Indiana Beach Amusement Park will open two new attractions next year, including the park’s sixth roller coaster. 

The park’s new addition was designed and manufactured by the late Anton Schwarzkopf, the German engineer behind classic coasters like Montezooma’s Revenge at Knott’s Berry Farm.

To be more precise, it’s the triple looping coaster formerly known as Quimera, which last operated at La Feria Chapultepec Magico in Mexico City.

The coaster was the site of a fatal accident in September 2019 when the last car on the train derailed, flipped upside down, struck one of the ride’s supports and fell more than 30 feet. Two riders were killed and five more were injured. English-language news site Mexico News Daily later reported that the park had failed to properly maintain its rides.

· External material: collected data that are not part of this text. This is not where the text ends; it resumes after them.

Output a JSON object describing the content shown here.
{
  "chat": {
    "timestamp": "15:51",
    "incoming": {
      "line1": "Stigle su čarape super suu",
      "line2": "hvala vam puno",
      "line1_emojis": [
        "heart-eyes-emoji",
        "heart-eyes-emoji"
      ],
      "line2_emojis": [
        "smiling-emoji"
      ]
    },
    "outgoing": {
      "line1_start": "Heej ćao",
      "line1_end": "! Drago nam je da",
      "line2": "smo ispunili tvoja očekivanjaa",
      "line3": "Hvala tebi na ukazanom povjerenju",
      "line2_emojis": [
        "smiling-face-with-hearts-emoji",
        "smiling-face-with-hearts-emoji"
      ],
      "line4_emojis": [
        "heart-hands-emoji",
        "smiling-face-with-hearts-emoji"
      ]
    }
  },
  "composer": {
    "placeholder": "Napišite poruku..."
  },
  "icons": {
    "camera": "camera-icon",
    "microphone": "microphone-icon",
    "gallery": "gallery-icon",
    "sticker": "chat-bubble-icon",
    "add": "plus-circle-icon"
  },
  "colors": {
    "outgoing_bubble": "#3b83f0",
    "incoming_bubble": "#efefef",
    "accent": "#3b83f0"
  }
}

Indiana Beach chief operating officer Tom Crisci told Theme Park Tribune that the park is well aware of Quimera’s history and the ride will be updated and thoroughly inspected before opening to guests.

“We’re fortunate enough to have some of the best maintenance guys in the business at our park,” Crisci said. “Our plans are to work with industry safety consultants to complete all of the necessary updates.  Once these updates are completed and everything passes inspections, then and only then will we open the ride to the public. This is an amazing Schwarzkopf and with the proper safety inspections, maintenance and care, we anticipate this being one of the premier coasters, not only at our park, but in the region.”

The other addition will be a spinning flat ride called Polyp. This attraction operated at Kiddieland, an amusement park in the suburbs of Chicago that closed in 2009. New Indiana Beach owner Gene Staples considered Kiddieland his home park, according to Crisci. 

The ride had been operating at the Lake Winnie Amusement Park in Georgia. “Gene went to Lake Winnie earlier this year to purchase this ride,” Crisci told Theme Park Tribune.

The Monticello, Indiana park was facing permanent closure earlier this year until Staples, a Chicago businessman, purchased the park in April and reopened it in late June.

This story was updated after publication with additional comments from Indiana Beach.